そもそも尊王攘夷とは、尊王論と攘夷思想が結びついたものである。「王(天皇)を尊び、夷(外国)を攘(はら)う」という意味であり、尊王論も攘夷思想も江戸時代を通じて存在していた。当初、この尊王攘夷論は幕府が天皇尊崇の姿勢を示し、攘夷を外交の基本方針とすることにより、鎖国維持や幕藩体制の再建しようとする目的で説かれたものであり、討幕をめざすものではなかった。当時、欧米列強の東アジア侵略が進み、アヘン戦争をはじめフェートン号事件やゴローニン事件といった外国との紛争が起こったため、江戸の天下泰平の世の中(鎖国体制下の社会)を邪魔されたくないと「攘夷」運動が活発化していた。そして1853年、アメリカ合衆国の東インド艦隊司令官ペリーが来航し、「攘夷」と「尊王」が一体化した国家体制の改革思想へと変わっていったのである。
1858年日米修好通商条約の天皇勅許問題により、尊皇攘夷思想は政局をにぎるカギとなっていった。大老井伊直弼が天皇の許可を受けず独断で通商条約を結んだことにより、強い批判が生まれ、井伊直弼は水戸藩士を中心とする尊王攘夷派浪士たちによって暗殺された(桜田門外の変)。またアメリカ総領事ハリスの通訳であったヒュースケンが江戸で暗殺され、翌年には高杉晋作らがイギリス公使館を焼き討ちするなど、激しい尊王攘夷運動へと発展した。

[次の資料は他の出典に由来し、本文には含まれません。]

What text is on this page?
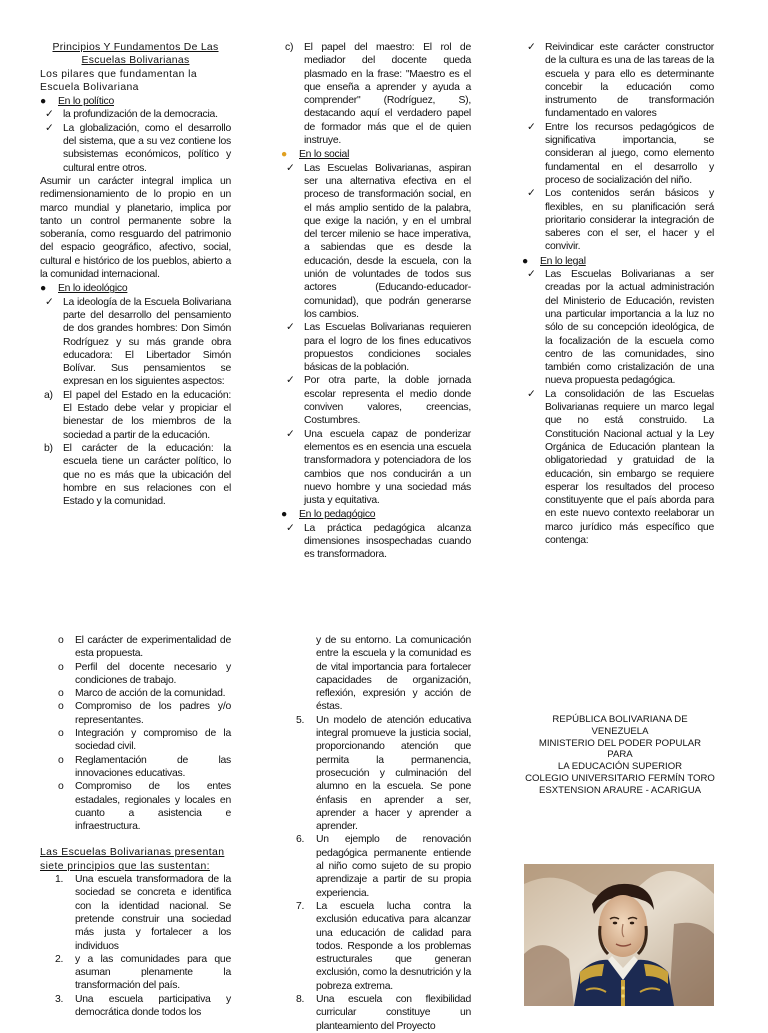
Principios Y Fundamentos De Las

Escuelas Bolivarianas

Los pilares que fundamentan la Escuela Bolivariana

● En lo político

✓ la profundización de la democracia.

✓ La globalización, como el desarrollo del sistema, que a su vez contiene los subsistemas económicos, político y cultural entre otros.

Asumir un carácter integral implica un redimensionamiento de lo propio en un marco mundial y planetario, implica por tanto un control permanente sobre la soberanía, como resguardo del patrimonio del espacio geográfico, afectivo, social, cultural e histórico de los pueblos, abierto a la comunidad internacional.

● En lo ideológico

✓ La ideología de la Escuela Bolivariana parte del desarrollo del pensamiento de dos grandes hombres: Don Simón Rodríguez y su más grande obra educadora: El Libertador Simón Bolívar. Sus pensamientos se expresan en los siguientes aspectos:

a) El papel del Estado en la educación: El Estado debe velar y propiciar el bienestar de los miembros de la sociedad a partir de la educación.

b) El carácter de la educación: la escuela tiene un carácter político, lo que no es más que la ubicación del hombre en sus relaciones con el Estado y la comunidad.

c) El papel del maestro: El rol de mediador del docente queda plasmado en la frase: "Maestro es el que enseña a aprender y ayuda a comprender" (Rodríguez, S), destacando aquí el verdadero papel de formador más que el de quien instruye.

● En lo social

✓ Las Escuelas Bolivarianas, aspiran ser una alternativa efectiva en el proceso de transformación social, en el más amplio sentido de la palabra, que exige la nación, y en el umbral del tercer milenio se hace imperativa, a sabiendas que es desde la educación, desde la escuela, con la unión de voluntades de todos sus actores (Educando-educador-comunidad), que podrán generarse los cambios.

✓ Las Escuelas Bolivarianas requieren para el logro de los fines educativos propuestos condiciones sociales básicas de la población.

✓ Por otra parte, la doble jornada escolar representa el medio donde conviven valores, creencias, Costumbres.

✓ Una escuela capaz de ponderizar elementos es en esencia una escuela transformadora y potenciadora de los cambios que nos conducirán a un nuevo hombre y una sociedad más justa y equitativa.

● En lo pedagógico

✓ La práctica pedagógica alcanza dimensiones insospechadas cuando es transformadora.

✓ Reivindicar este carácter constructor de la cultura es una de las tareas de la escuela y para ello es determinante concebir la educación como instrumento de transformación fundamentado en valores

✓ Entre los recursos pedagógicos de significativa importancia, se consideran al juego, como elemento fundamental en el desarrollo y proceso de socialización del niño.

✓ Los contenidos serán básicos y flexibles, en su planificación será prioritario considerar la integración de saberes con el ser, el hacer y el convivir.

● En lo legal

✓ Las Escuelas Bolivarianas a ser creadas por la actual administración del Ministerio de Educación, revisten una particular importancia a la luz no sólo de su concepción ideológica, de la focalización de la escuela como centro de las comunidades, sino también como cristalización de una nueva propuesta pedagógica.

✓ La consolidación de las Escuelas Bolivarianas requiere un marco legal que no está construido. La Constitución Nacional actual y la Ley Orgánica de Educación plantean la obligatoriedad y gratuidad de la educación, sin embargo se requiere esperar los resultados del proceso constituyente que el país aborda para en este nuevo contexto reelaborar un marco jurídico más específico que contenga:

o El carácter de experimentalidad de esta propuesta.

o Perfil del docente necesario y condiciones de trabajo.

o Marco de acción de la comunidad.

o Compromiso de los padres y/o representantes.

o Integración y compromiso de la sociedad civil.

o Reglamentación de las innovaciones educativas.

o Compromiso de los entes estadales, regionales y locales en cuanto a asistencia e infraestructura.

Las Escuelas Bolivarianas presentan

siete principios que las sustentan:

1. Una escuela transformadora de la sociedad se concreta e identifica con la identidad nacional. Se pretende construir una sociedad más justa y fortalecer a los individuos

2. y a las comunidades para que asuman plenamente la transformación del país.

3. Una escuela participativa y democrática donde todos los

y de su entorno. La comunicación entre la escuela y la comunidad es de vital importancia para fortalecer capacidades de organización, reflexión, expresión y acción de éstas.

5. Un modelo de atención educativa integral promueve la justicia social, proporcionando atención que permita la permanencia, prosecución y culminación del alumno en la escuela. Se pone énfasis en aprender a ser, aprender a hacer y aprender a aprender.

6. Un ejemplo de renovación pedagógica permanente entiende al niño como sujeto de su propio aprendizaje a partir de su propia experiencia.

7. La escuela lucha contra la exclusión educativa para alcanzar una educación de calidad para todos. Responde a los problemas estructurales que generan exclusión, como la desnutrición y la pobreza extrema.

8. Una escuela con flexibilidad curricular constituye un planteamiento del Proyecto

REPÚBLICA BOLIVARIANA DE VENEZUELA
MINISTERIO DEL PODER POPULAR PARA
LA EDUCACIÓN SUPERIOR
COLEGIO UNIVERSITARIO FERMÍN TORO
ESXTENSION ARAURE - ACARIGUA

しかし1864年、尊皇攘夷をうたう長州藩が四国艦隊下関砲撃事件により砲撃を受け、その武力差に敗北を期し、長州征伐によって勢力が弱まると尊皇攘夷運動も勢力を弱めていく。そして欧米列強の圧力を排するためには、一時的にでも開国し、外国の技術に学び国内統一と富国強兵を行うべきだとする思想が生まれた。坂本龍馬らの仲介によって、1866年に薩長同盟がなされると、攘夷の不可能さを悟った薩長両藩の改革思想は「討幕」へと転換していった。